Avevo ventotto anni quando percorsi i corridoi desolati della redazione dell’Espresso. Ero andato a intervistare Damilano per la rivista AREL ma l’intervista saltò e venne rinviata di qualche giorno. La proprietà di allora, non ancora GEDI, aveva proposto un taglio del trenta per cento degli stipendi e l’aria, come potete immaginare, era alquanto tesa. Volli rimanere oltre un’ora, anche se avevo capito perfettamente che l’intervista non si sarebbe potuta svolgere quel giorno, e mi aggirai per le stanze di quello che, da adolescente, era stato il mio sogno, rendendomi conto che sarebbe rimasto tale per sempre.
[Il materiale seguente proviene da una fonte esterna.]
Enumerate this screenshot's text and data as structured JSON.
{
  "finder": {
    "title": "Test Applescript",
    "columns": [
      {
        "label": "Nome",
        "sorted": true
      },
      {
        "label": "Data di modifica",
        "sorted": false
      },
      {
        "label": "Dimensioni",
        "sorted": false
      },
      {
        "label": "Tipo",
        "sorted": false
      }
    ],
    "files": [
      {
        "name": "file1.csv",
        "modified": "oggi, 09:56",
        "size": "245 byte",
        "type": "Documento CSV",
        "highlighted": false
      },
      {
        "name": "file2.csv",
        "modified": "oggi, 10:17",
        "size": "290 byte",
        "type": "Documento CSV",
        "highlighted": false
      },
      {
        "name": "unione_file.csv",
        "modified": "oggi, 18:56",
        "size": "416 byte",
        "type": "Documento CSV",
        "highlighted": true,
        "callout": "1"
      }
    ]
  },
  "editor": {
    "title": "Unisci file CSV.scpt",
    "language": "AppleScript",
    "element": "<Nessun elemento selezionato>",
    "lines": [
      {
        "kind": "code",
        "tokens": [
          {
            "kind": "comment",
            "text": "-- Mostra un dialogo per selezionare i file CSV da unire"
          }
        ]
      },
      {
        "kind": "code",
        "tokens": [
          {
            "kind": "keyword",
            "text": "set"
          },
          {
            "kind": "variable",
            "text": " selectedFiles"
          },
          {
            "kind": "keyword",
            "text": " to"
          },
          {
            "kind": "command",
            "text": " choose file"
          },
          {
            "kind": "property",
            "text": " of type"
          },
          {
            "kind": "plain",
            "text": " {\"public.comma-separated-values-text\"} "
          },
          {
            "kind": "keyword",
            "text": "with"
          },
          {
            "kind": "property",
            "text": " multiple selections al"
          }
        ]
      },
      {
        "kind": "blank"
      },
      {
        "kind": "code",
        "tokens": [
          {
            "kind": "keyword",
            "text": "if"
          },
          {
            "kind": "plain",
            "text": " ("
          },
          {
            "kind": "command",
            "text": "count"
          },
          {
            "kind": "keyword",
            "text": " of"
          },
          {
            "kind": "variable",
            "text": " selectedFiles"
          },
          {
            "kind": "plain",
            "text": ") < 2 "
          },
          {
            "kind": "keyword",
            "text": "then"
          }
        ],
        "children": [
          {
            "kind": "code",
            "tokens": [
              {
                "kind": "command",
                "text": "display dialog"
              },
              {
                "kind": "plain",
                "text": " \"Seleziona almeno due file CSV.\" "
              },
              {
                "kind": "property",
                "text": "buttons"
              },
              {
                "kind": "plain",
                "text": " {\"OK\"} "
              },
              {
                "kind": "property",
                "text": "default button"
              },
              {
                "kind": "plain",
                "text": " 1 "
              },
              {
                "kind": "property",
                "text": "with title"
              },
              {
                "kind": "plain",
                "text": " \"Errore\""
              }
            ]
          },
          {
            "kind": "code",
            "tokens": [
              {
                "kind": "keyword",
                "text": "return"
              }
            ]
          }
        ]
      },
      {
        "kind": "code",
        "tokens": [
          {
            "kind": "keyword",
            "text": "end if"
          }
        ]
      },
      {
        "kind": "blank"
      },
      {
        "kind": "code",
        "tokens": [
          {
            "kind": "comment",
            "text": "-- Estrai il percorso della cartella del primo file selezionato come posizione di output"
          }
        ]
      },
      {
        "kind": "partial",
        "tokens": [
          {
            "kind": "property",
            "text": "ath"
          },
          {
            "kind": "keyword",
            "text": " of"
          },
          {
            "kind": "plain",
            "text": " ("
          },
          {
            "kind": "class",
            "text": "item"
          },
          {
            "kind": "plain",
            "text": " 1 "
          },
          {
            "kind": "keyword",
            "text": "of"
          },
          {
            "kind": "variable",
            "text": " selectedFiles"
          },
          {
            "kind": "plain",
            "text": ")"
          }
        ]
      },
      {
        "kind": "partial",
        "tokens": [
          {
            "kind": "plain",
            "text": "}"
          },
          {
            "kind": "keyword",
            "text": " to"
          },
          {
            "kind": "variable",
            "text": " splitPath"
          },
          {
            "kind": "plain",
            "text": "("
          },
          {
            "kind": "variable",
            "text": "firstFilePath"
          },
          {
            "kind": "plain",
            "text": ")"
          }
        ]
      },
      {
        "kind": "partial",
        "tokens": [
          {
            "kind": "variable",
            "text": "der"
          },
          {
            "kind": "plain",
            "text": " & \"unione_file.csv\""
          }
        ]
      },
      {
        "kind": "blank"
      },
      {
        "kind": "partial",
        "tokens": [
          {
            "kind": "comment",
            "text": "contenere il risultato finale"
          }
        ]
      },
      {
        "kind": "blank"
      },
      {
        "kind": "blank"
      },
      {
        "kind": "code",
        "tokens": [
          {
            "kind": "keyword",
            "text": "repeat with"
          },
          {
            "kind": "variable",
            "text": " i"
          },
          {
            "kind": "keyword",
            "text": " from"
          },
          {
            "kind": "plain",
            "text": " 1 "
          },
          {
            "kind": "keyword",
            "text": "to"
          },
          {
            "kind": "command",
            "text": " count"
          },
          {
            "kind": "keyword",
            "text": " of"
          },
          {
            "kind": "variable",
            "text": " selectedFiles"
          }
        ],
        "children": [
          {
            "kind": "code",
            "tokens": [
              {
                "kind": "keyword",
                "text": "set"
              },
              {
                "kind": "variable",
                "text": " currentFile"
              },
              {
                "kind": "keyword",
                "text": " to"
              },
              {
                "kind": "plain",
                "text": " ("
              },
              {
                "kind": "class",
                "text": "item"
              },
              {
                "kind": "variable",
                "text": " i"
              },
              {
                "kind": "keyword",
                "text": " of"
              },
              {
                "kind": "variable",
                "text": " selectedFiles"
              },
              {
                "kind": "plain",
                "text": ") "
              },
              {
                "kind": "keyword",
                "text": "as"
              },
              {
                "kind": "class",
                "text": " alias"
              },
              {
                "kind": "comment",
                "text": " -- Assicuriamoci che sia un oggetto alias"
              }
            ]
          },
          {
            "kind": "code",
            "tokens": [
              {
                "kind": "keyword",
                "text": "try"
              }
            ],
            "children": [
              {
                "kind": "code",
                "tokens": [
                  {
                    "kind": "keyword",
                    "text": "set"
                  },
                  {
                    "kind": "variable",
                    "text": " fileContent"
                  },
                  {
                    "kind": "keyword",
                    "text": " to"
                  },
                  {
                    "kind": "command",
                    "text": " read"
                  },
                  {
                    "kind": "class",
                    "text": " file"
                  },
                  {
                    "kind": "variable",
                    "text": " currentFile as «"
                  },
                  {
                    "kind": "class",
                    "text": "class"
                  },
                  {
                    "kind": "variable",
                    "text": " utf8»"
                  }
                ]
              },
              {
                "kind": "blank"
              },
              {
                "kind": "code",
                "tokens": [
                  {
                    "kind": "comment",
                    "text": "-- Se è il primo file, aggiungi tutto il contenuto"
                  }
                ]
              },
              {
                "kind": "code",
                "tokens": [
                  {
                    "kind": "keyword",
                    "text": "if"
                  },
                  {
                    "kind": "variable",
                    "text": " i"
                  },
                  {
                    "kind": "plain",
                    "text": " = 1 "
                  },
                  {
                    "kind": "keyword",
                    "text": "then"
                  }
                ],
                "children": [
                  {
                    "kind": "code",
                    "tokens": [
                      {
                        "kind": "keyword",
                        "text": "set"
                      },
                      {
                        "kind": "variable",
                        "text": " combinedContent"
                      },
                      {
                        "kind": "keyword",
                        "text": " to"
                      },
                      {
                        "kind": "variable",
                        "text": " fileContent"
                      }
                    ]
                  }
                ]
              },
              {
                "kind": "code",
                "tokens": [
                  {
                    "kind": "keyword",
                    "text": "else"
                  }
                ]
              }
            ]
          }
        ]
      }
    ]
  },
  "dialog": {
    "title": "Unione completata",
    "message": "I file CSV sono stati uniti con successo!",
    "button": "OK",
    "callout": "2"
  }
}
Tutte queste vicende si collegano, ai miei occhi di progressista: la sconfitta di una certa idea di giornalismo, la fine della sinistra, completamente annientata da persone che l’hanno condotta nel baratro, l’ascesa del nazionalismo sfrenato, la xenofobia che domina pressoché ovunque, la corruzione dilagante, le piattaforme digitali che stanno ingoiando l’essere umano, in una riproposizione reale di “2001: Odissea nello spazio”, e il 2001, sempre lui, anno fatidico, che rimane sullo sfondo come spartiacque e punto di non ritorno fra due mondi. Ce n’era uno, possibile e necessario, ma venne letteralmente incendiato nell’estate di quell’anno, fra i tonfa di Genova e il collasso di New York. E poi c’era l’altro, quello degli oligarchi, pericolosi a ogni latitudine, che siano americani, russi, arabi o di qualunque altra nazionalità, che è diventato egemone e ha assoggettato la politica ai propri desiderata. Al che, ci torna in mente una straziante profezia di Alfredo Reichlin: “La finanza governa, i tecnici eseguono e i politici vanno in televisione”. È andata così, e le conseguenze sono sotto gli occhi di chiunque.